Try to increase backlog in the fcgi spawn utility.

On Tue, 20 Nov 2007 22:31:10 +0300
Igor S. [email protected] wrote:

The error_log exists to report errors. Otherwise you will get Windows -
something goes wrong but you do not know why, you may only press
the "OK "button.

I understand - nobody wants that :wink:

You may try to set “alert” level:

   error_log   /path/to/log   alert;

in this location.

Did that - seems to be the best thing to do right now.

Can we do anything else in situations where nginx doesn’t have any free
php cgi processes left but wants to use them?

Thanks for help,

Jure Pečar
http://jure.pecar.org

On Wed, 21 Nov 2007 14:23:05 +0600
“Denis F. Latypoff” [email protected] wrote:

Try to increase backlog in the fcgi spawn utility.

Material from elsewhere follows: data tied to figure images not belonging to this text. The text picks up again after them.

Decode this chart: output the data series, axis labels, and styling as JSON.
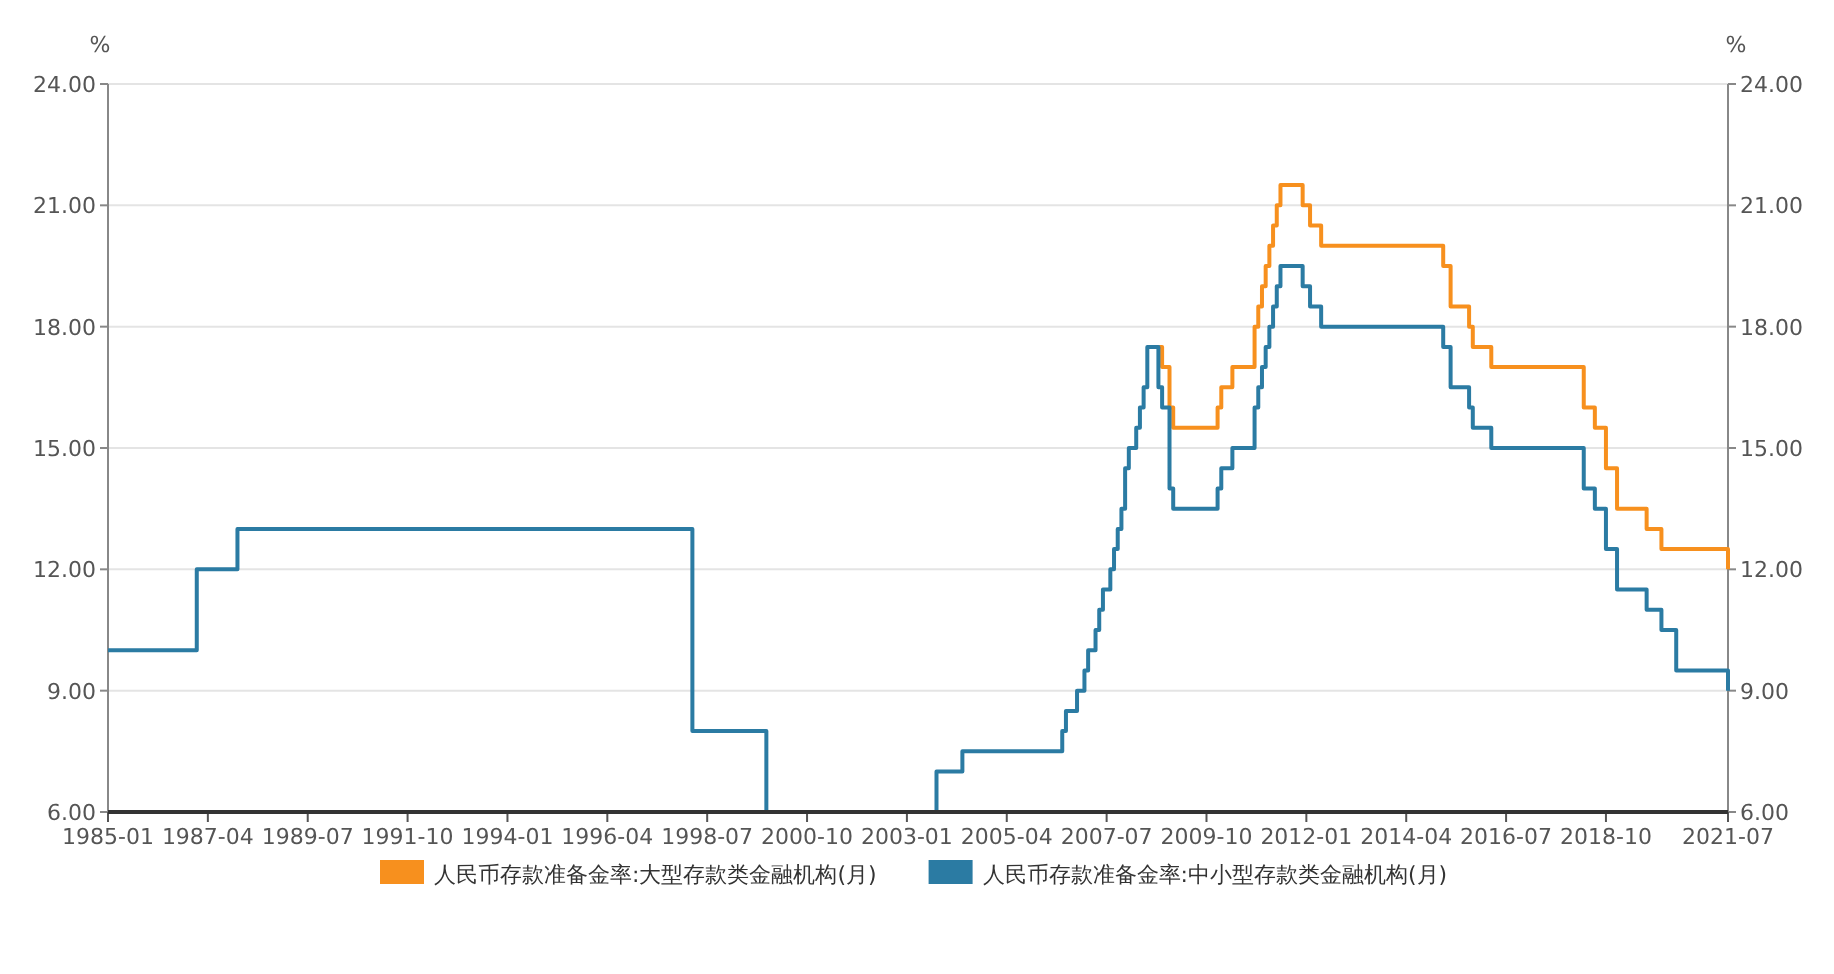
{
  "chart_data": {
    "type": "step",
    "ylabel": "%",
    "y2label": "%",
    "xlim": [
      "1985-01",
      "2021-07"
    ],
    "xticks": [
      "1985-01",
      "1987-04",
      "1989-07",
      "1991-10",
      "1994-01",
      "1996-04",
      "1998-07",
      "2000-10",
      "2003-01",
      "2005-04",
      "2007-07",
      "2009-10",
      "2012-01",
      "2014-04",
      "2016-07",
      "2018-10",
      "2021-07"
    ],
    "ylim": [
      6,
      24
    ],
    "yticks": [
      {
        "value": 6,
        "label": "6.00"
      },
      {
        "value": 9,
        "label": "9.00"
      },
      {
        "value": 12,
        "label": "12.00"
      },
      {
        "value": 15,
        "label": "15.00"
      },
      {
        "value": 18,
        "label": "18.00"
      },
      {
        "value": 21,
        "label": "21.00"
      },
      {
        "value": 24,
        "label": "24.00"
      }
    ],
    "y2lim": [
      6,
      24
    ],
    "y2ticks": [
      {
        "value": 6,
        "label": "6.00"
      },
      {
        "value": 9,
        "label": "9.00"
      },
      {
        "value": 12,
        "label": "12.00"
      },
      {
        "value": 15,
        "label": "15.00"
      },
      {
        "value": 18,
        "label": "18.00"
      },
      {
        "value": 21,
        "label": "21.00"
      },
      {
        "value": 24,
        "label": "24.00"
      }
    ],
    "grid": "y",
    "legend": "bottom",
    "line_style": "solid",
    "series": [
      {
        "name": "人民币存款准备金率:大型存款类金融机构(月)",
        "color": "#f7901e",
        "x": [
          "2008-09",
          "2008-10",
          "2008-12",
          "2009-01",
          "2010-01",
          "2010-02",
          "2010-05",
          "2010-11",
          "2010-12",
          "2011-01",
          "2011-02",
          "2011-03",
          "2011-04",
          "2011-05",
          "2011-06",
          "2011-12",
          "2012-02",
          "2012-05",
          "2015-02",
          "2015-04",
          "2015-09",
          "2015-10",
          "2016-03",
          "2018-04",
          "2018-07",
          "2018-10",
          "2019-01",
          "2019-09",
          "2020-01",
          "2021-07"
        ],
        "values": [
          17.5,
          17,
          16,
          15.5,
          16,
          16.5,
          17,
          18,
          18.5,
          19,
          19.5,
          20,
          20.5,
          21,
          21.5,
          21,
          20.5,
          20,
          19.5,
          18.5,
          18,
          17.5,
          17,
          16,
          15.5,
          14.5,
          13.5,
          13,
          12.5,
          12
        ]
      },
      {
        "name": "人民币存款准备金率:中小型存款类金融机构(月)",
        "color": "#2b7ba3",
        "x": [
          "1985-01",
          "1987-01",
          "1987-12",
          "1998-03",
          "1999-11",
          "2003-09",
          "2004-04",
          "2006-07",
          "2006-08",
          "2006-11",
          "2007-01",
          "2007-02",
          "2007-04",
          "2007-05",
          "2007-06",
          "2007-08",
          "2007-09",
          "2007-10",
          "2007-11",
          "2007-12",
          "2008-01",
          "2008-03",
          "2008-04",
          "2008-05",
          "2008-06",
          "2008-09",
          "2008-10",
          "2008-12",
          "2009-01",
          "2010-01",
          "2010-02",
          "2010-05",
          "2010-11",
          "2010-12",
          "2011-01",
          "2011-02",
          "2011-03",
          "2011-04",
          "2011-05",
          "2011-06",
          "2011-12",
          "2012-02",
          "2012-05",
          "2015-02",
          "2015-04",
          "2015-09",
          "2015-10",
          "2016-03",
          "2018-04",
          "2018-07",
          "2018-10",
          "2019-01",
          "2019-09",
          "2020-01",
          "2020-05",
          "2021-07"
        ],
        "values": [
          10,
          12,
          13,
          8,
          6,
          7,
          7.5,
          8,
          8.5,
          9,
          9.5,
          10,
          10.5,
          11,
          11.5,
          12,
          12.5,
          13,
          13.5,
          14.5,
          15,
          15.5,
          16,
          16.5,
          17.5,
          16.5,
          16,
          14,
          13.5,
          14,
          14.5,
          15,
          16,
          16.5,
          17,
          17.5,
          18,
          18.5,
          19,
          19.5,
          19,
          18.5,
          18,
          17.5,
          16.5,
          16,
          15.5,
          15,
          14,
          13.5,
          12.5,
          11.5,
          11,
          10.5,
          9.5,
          9
        ]
      }
    ]
  }
}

We use php-fpm patch for php, where backlog is set to -1 by default.
Thanks for hint, will examine what that means :slight_smile:

Jure Pečar
http://jure.pecar.org

Hello Jure,

Wednesday, November 21, 2007, 2:27:30 PM, you wrote:

On Wed, 21 Nov 2007 14:23:05 +0600
“Denis F. Latypoff” [email protected] wrote:

Try to increase backlog in the fcgi spawn utility.

We use php-fpm patch for php, where backlog is set to -1 by default. Thanks
for hint, will examine what that means :slight_smile:

I thinks it’s means that listen(2) will use SOMAXCONN which is can be
set by
sysctl:

Linux: net.core.somaxconn (default is 128)
FreeBSD: kern.ipc.somaxconn (default is 128)

On Wed, Nov 21, 2007 at 09:27:30AM +0100, Jure Pe??ar wrote:

On Wed, 21 Nov 2007 14:23:05 +0600
“Denis F. Latypoff” [email protected] wrote:

Try to increase backlog in the fcgi spawn utility.

We use php-fpm patch for php, where backlog is set to -1 by default. Thanks for hint, will examine what that means :slight_smile:

It seems that -1 backlog is 0 for Linux.
Recently there was a change in nginx listen backlog. Now it’s 511 for
all platforms except FreeBSD, where it’s still -1.